WASHINGTON -- Russians emerged from their August revolution with a renewed commitment to the idea of a central union authority -- despite their claim of independence.
Moreover, a large majority believes that nuclear weapons (63 percent) as well as the army (57 percent) should be controlled by the central authority rather than by Russia or the other republics.
In a post-coup telephone survey of 1,035 residents of Moscow and St. Petersburg on Sept. 1-3, 62 percent of the respondents confirmed support found in a poll of European Russia in May (61 percent) for an independent and autonomous Russia remaining within the Soviet Union.
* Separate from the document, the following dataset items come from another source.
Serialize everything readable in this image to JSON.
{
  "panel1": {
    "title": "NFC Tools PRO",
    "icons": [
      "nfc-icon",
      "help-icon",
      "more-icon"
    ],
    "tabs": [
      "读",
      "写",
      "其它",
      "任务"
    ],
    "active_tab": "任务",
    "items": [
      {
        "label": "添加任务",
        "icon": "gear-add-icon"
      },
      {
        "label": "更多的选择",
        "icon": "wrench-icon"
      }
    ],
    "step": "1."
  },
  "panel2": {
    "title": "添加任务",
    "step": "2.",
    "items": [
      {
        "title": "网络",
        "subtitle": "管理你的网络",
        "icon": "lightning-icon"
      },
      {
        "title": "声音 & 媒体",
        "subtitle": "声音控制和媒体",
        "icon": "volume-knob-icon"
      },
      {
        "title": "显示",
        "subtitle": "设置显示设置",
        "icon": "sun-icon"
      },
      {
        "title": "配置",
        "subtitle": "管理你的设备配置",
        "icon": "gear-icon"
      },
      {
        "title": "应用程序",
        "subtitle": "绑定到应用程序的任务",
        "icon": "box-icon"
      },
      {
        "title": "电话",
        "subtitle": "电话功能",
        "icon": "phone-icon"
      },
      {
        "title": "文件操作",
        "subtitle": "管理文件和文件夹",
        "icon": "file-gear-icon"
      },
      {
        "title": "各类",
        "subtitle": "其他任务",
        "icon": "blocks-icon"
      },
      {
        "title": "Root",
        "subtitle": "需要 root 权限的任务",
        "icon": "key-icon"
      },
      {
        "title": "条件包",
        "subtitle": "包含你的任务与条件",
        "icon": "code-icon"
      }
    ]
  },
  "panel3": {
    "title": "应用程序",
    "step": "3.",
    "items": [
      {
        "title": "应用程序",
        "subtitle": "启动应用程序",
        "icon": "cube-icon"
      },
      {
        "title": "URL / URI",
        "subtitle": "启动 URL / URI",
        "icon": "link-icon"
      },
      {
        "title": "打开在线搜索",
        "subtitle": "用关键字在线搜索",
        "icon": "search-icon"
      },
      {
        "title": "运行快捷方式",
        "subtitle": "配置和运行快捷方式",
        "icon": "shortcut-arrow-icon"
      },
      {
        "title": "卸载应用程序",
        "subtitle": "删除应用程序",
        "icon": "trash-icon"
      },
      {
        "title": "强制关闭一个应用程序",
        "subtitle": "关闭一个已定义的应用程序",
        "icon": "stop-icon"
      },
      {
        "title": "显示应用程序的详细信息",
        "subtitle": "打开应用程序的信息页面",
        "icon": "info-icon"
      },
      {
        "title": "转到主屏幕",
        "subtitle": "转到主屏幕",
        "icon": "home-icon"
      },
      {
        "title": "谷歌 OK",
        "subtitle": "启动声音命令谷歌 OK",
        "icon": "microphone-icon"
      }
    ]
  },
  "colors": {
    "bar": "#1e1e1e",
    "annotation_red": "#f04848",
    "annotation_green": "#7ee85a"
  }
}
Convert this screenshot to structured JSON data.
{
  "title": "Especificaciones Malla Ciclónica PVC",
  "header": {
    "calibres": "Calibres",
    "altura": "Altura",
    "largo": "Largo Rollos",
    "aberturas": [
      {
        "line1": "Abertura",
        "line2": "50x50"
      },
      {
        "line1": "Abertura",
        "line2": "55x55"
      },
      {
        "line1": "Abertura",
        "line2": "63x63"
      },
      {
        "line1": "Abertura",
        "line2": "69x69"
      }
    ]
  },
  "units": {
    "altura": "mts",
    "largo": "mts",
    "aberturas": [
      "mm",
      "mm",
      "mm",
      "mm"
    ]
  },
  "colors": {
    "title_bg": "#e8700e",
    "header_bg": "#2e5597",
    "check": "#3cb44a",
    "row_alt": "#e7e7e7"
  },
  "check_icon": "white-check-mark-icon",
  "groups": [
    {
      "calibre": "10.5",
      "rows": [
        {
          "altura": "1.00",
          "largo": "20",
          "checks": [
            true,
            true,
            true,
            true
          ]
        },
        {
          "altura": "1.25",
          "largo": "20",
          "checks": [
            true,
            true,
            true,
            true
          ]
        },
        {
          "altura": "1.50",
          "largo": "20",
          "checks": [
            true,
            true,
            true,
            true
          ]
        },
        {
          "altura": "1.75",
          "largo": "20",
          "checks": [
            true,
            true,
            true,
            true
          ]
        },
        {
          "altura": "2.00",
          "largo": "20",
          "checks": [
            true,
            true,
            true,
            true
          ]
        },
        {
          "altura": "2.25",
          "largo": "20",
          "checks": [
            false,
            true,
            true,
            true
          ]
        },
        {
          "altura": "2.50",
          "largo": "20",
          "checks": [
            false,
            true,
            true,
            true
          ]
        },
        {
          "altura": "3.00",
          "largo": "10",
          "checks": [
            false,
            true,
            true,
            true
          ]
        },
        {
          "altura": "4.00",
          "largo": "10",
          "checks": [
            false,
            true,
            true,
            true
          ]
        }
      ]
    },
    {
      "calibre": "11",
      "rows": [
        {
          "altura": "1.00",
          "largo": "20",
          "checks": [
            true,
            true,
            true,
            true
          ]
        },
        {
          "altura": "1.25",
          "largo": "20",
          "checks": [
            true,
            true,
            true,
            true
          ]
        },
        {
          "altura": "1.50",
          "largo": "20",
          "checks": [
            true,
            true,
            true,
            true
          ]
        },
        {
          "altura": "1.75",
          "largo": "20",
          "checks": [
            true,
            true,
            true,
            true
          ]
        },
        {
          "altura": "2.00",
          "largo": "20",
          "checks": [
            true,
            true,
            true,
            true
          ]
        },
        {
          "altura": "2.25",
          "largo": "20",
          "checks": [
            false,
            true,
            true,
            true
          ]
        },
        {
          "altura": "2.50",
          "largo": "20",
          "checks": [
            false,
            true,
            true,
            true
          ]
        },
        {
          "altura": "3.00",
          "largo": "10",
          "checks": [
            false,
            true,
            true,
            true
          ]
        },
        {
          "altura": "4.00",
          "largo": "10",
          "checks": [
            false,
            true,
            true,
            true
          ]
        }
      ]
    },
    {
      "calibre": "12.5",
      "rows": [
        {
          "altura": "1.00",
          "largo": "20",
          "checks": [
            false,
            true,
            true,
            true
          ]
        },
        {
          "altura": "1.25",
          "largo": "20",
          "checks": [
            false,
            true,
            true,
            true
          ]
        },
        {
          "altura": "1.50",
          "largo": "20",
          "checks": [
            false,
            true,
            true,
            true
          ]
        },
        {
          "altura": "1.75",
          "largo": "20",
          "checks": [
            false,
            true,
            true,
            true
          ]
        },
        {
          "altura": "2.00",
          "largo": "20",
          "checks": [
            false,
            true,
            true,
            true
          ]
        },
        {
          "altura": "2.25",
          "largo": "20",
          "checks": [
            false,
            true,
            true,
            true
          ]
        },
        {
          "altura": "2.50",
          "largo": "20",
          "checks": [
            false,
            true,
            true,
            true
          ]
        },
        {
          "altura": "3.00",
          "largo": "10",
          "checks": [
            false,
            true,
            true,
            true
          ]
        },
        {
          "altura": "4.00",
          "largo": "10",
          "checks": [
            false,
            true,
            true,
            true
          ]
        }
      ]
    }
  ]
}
Only 27 percent favored Russia's leaving the union to become a separate country, up from 24 percent before the failed putsch.
Despite their interest in independence for themselves, Russians seem less committed to independence for their neighbors. By a majority of 50 percent to 34 percent, they believe that the Ukraine and Byelorussia should be required to join the new nation instead of becoming separate countries.
If the union were disbanded, residents of the two cities were badly divided over the idea of annexing parts of the neighboring republics. Only 41 percent were against, 32 percent liked the idea, and a very large 27 percent were undecided. But a full 89 percent of Muscovites and St. Petersburgers favored binding economic commitments linking the three republics.
While the experience of the failed coup did not appreciably affect attitudes about pluralism or a market economy, it did modestly increase tolerance for political parties that seem undemocratic: 46 percent to 38 percent favored allowing such ++ parties after the coup, compared with split of a 42 percent to 52 percent on that question before the coup.
The putsch also created more concern (30 percent) about the prospect of a Russian civil war than about severe economic conditions (29 percent). Before the coup, these concerns were reversed.
Perhaps not surprisingly, the coup also boosted faith among the city folk in Russian President Boris N. Yeltsin's ability to solve the country's problems (45 percent), compared with the Russian parliament (21 percent) or Soviet President Mikhail S. Gorbachev (6 percent).
Both men's personal popularity rose after the coup. Mr. Yeltsin's soared from 74 percent in May to 85 percent in September, while Mr. Gorbachev's rose from 30 percent in May to 56 percent in September.
Also showing impressive personal popularity were St. Petersburg Mayor Anatoly Sobchak (82 percent) and former Foreign Minister Eduard A. Shevardnadze (74 percent).